I'm reading Learn You a Haskell, and in the monad chapters, it seems to me that ()
is being treated as a sort of "null" for every type. When I check the type of ()
in GHCi, I get
>> :t ()
() :: ()
which is an extremely confusing statement. It seems that ()
is a type all to itself. I'm confused as to how it fits into the language, and how it seems to be able to stand for any type.
tl;dr ()
does not add a "null" value to every type, hell no; ()
is a "dull" value in a type of its own: ()
.
Let me step back from the question a moment and address a common source of confusion. A key thing to absorb when learning Haskell is the distinction between its expression language and its type language. You're probably aware that the two are kept separate. But that allows the same symbol to be used in both, and that is what is going on here. There are simple textual cues to tell you which language you're looking at. You don't need to parse the whole language to detect these cues.
The top level of a Haskell module lives, by default, in the expression language. You define functions by writing equations between expressions. But when you see foo :: bar in the expression language, it means that foo is an expression and bar is its type. So when you read () :: ()
, you're seeing a statement which relates the ()
in the expression language with the ()
in the type language. The two ()
symbols mean different things, because they are not in the same language. This replication often causes confusion for beginners, until the expression/type language separation installs itself in their subconscious, at which point it becomes helpfully mnemonic.
The keyword data
introduces a new datatype declaration, involving a careful mixture of the expression and type languages, as it says first what the new type is, and secondly what its values are.
data TyCon tyvar ... tyvar = ValCon1 type ... type | ... | ValConn type ... type
In such a declaration, type constructor TyCon is being added to the type language and the ValCon value constructors are being added to the expression language (and its pattern sublanguage).

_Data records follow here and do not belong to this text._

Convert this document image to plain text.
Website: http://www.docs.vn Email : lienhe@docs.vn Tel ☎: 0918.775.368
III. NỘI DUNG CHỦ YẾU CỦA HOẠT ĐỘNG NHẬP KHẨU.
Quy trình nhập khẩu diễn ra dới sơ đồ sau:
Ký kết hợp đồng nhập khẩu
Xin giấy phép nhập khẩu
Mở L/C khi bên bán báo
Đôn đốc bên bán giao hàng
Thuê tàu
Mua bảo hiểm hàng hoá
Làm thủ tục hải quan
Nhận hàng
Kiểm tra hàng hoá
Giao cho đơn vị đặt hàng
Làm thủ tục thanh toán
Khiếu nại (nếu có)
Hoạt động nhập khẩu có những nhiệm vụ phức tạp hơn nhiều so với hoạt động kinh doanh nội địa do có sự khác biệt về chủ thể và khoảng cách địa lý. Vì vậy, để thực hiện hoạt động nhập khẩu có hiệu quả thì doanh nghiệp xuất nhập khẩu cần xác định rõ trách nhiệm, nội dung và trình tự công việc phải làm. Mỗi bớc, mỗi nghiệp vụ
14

In a data
declaration, the things which stand in argument places for the ValCons tell you the types given to the arguments when that ValCon is used in expressions. For example,
data Tree a = Leaf | Node (Tree a) a (Tree a)
declares a type constructor Tree
for binary tree types storing a
elements at nodes, whose values are given by value constructors Leaf
and Node
. I like to colour type constructors (Tree
) blue and value constructors (Leaf
, Node
) red. There should be no blue in expressions and (unless you're using advanced features) no red in types. The built-in type Bool
could be declared,
data Bool = True | False
adding blue Bool
to the type language, and red True
and False
to the expression language. Sadly, my markdown-fu is inadequate to the task of adding the colours to this post, so you'll just have to learn to add the colours in your head.
The "unit" type uses ()
as a special symbol, but it works as if declared
data () = () -- the left () is blue; the right () is red
meaning that a notionally blue ()
is a type constructor in the type language, but that a notionally red ()

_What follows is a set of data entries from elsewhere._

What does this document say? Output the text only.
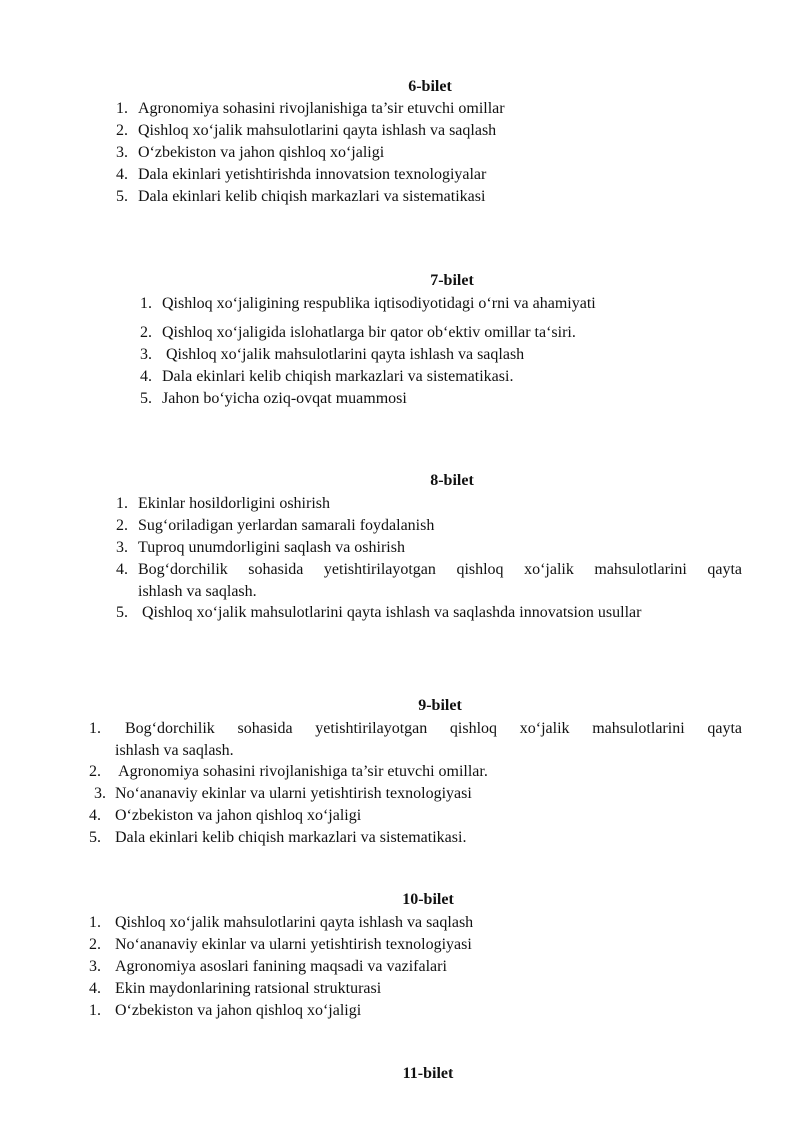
6-bilet
1. Agronomiya sohasini rivojlanishiga ta’sir etuvchi omillar
2. Qishloq xo‘jalik mahsulotlarini qayta ishlash va saqlash
3. O‘zbekiston va jahon qishloq xo‘jaligi
4. Dala ekinlari yetishtirishda innovatsion texnologiyalar
5. Dala ekinlari kelib chiqish markazlari va sistematikasi
7-bilet
1. Qishloq xo‘jaligining respublika iqtisodiyotidagi o‘rni va ahamiyati
2. Qishloq xo‘jaligida islohatlarga bir qator ob‘ektiv omillar ta‘siri.
3. Qishloq xo‘jalik mahsulotlarini qayta ishlash va saqlash
4. Dala ekinlari kelib chiqish markazlari va sistematikasi.
5. Jahon bo‘yicha oziq-ovqat muammosi
8-bilet
1. Ekinlar hosildorligini oshirish
2. Sug‘oriladigan yerlardan samarali foydalanish
3. Tuproq unumdorligini saqlash va oshirish
4. Bog‘dorchilik sohasida yetishtirilayotgan qishloq xo‘jalik mahsulotlarini qayta
ishlash va saqlash.
5. Qishloq xo‘jalik mahsulotlarini qayta ishlash va saqlashda innovatsion usullar
9-bilet
1. Bog‘dorchilik sohasida yetishtirilayotgan qishloq xo‘jalik mahsulotlarini qayta
ishlash va saqlash.
2. Agronomiya sohasini rivojlanishiga ta’sir etuvchi omillar.
3. No‘ananaviy ekinlar va ularni yetishtirish texnologiyasi
4. O‘zbekiston va jahon qishloq xo‘jaligi
5. Dala ekinlari kelib chiqish markazlari va sistematikasi.
10-bilet
1. Qishloq xo‘jalik mahsulotlarini qayta ishlash va saqlash
2. No‘ananaviy ekinlar va ularni yetishtirish texnologiyasi
3. Agronomiya asoslari fanining maqsadi va vazifalari
4. Ekin maydonlarining ratsional strukturasi
1. O‘zbekiston va jahon qishloq xo‘jaligi
11-bilet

is a value constructor in the expression language, and indeed () :: ()
. [ It is not the only example of such a pun. The types of larger tuples follow the same pattern: pair syntax is as if given by
data (a, b) = (a, b)
adding (,)
to both type and expression languages. But I digress.]
So the type ()
, often pronounced "Unit", is a type containing one value worth speaking of: that value is also written ()

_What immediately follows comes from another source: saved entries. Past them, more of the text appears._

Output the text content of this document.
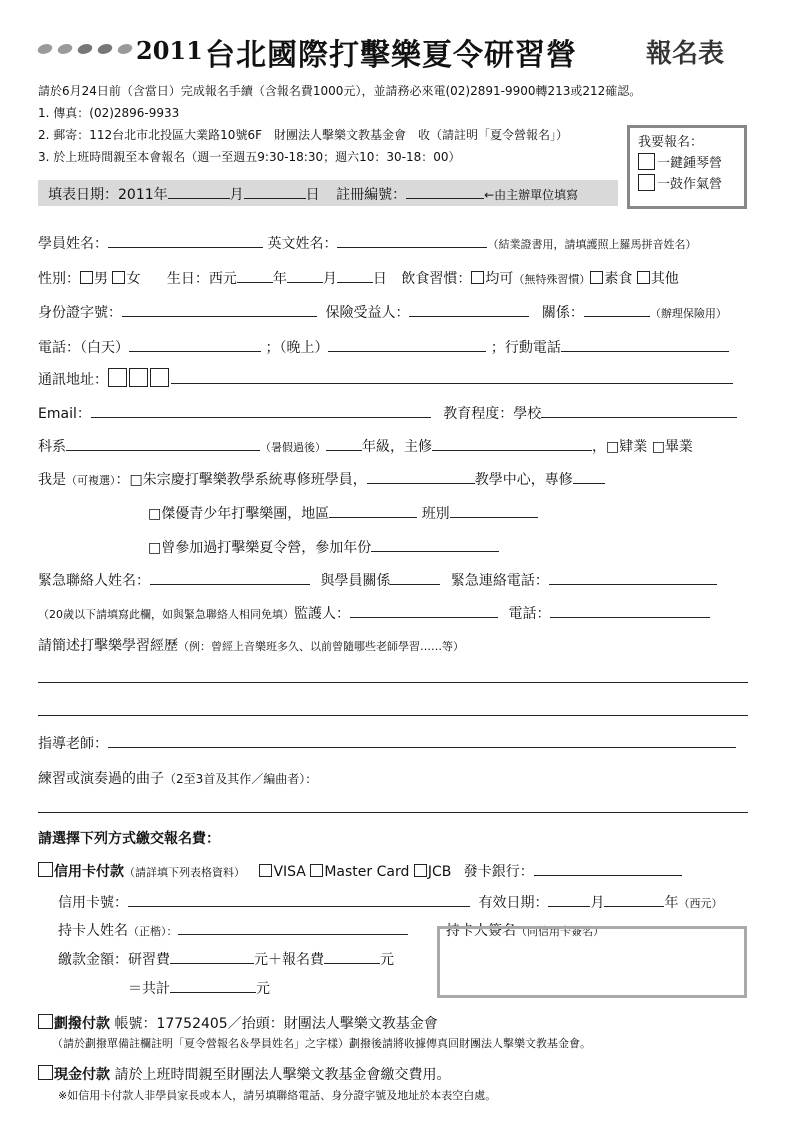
2011 台北國際打擊樂夏令研習營	報名表
請於6月24日前（含當日）完成報名手續（含報名費1000元），並請務必來電(02)2891-9900轉213或212確認。
1. 傳真：(02)2896-9933
2. 郵寄：112台北市北投區大業路10號6F　財團法人擊樂文教基金會　收（請註明「夏令營報名」）
3. 於上班時間親至本會報名（週一至週五9:30-18:30；週六10：30-18：00）
我要報名：
一鍵鍾琴營
一鼓作氣營
填表日期：2011年	月	日 註冊編號：	←由主辦單位填寫
學員姓名：	英文姓名：	（結業證書用，請填護照上羅馬拼音姓名）
性別： 男 女 生日：西元	年	月	日 飲食習慣： 均可（無特殊習慣） 素食 其他
身份證字號：	保險受益人：	關係：	（辦理保險用）
電話：（白天）	；（晚上）	；行動電話
通訊地址：
Email：	教育程度：學校
科系	（暑假過後）	年級，主修	，□肄業 □畢業
我是（可複選）：□朱宗慶打擊樂教學系統專修班學員，	教學中心，專修
□傑優青少年打擊樂團，地區	班別
□曾參加過打擊樂夏令營，參加年份
緊急聯絡人姓名：	與學員關係	緊急連絡電話：
（20歲以下請填寫此欄，如與緊急聯絡人相同免填）監護人：	電話：
請簡述打擊樂學習經歷（例：曾經上音樂班多久、以前曾隨哪些老師學習……等）
指導老師：
練習或演奏過的曲子（2至3首及其作／編曲者）：
請選擇下列方式繳交報名費：
信用卡付款（請詳填下列表格資料） VISA Master Card JCB 發卡銀行：
信用卡號：	有效日期：	月	年（西元）
持卡人姓名（正楷）：	持卡人簽名（同信用卡簽名）
繳款金額：研習費	元＋報名費	元
＝共計	元
劃撥付款 帳號：17752405／抬頭：財團法人擊樂文教基金會
（請於劃撥單備註欄註明「夏令營報名＆學員姓名」之字樣）劃撥後請將收據傳真回財團法人擊樂文教基金會。
現金付款 請於上班時間親至財團法人擊樂文教基金會繳交費用。
※如信用卡付款人非學員家長或本人，請另填聯絡電話、身分證字號及地址於本表空白處。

but in the expression language, and is sometimes pronounced "void". A type with only one value is not very interesting. A value of type ()
contributes zero bits of information: you already know what it must be. So, while there is nothing special about type ()
to indicate side effects, it often shows up as the value component in a monadic type. Monadic operations tend to have types which look like
val-in-type-1 -> ... -> val-in-type-n -> effect-monad val-out-type
where the return type is a type application: the (type) function tells you which effects are possible and the (type) argument tells you what sort of value is produced by the operation. For example
put :: s -> State s ()
which is read (because application associates to the left ["as we all did in the sixties", Roger Hindley]) as
put :: s -> (State s) ()
has one value input type s
, the effect-monad State s
, and the value output type ()
. When you see ()
as a value output type, that just means "this operation is used only for its effect; the value delivered is uninteresting". Similarly
putStr :: String -> IO ()
delivers a string to stdout
but does not return anything exciting.
The ()
type is also useful as an element type for container-like structures, where it indicates that the data consists just of a shape, with no interesting payload. For example, if Tree
is declared as above, then Tree ()
is the type of binary tree shapes, storing nothing of interest at nodes. Similarly [()]
is the type of lists of dull elements, and if there is nothing of interest in a list's elements, then the only information it contributes is its length.
To sum up, ()
is a type. Its one value, ()
, happens to have the same name, but that's ok because the type and expression languages are separate. It's useful to have a type representing "no information" because, in context (e.g., of a monad or a container), it tells you that only the context is interesting.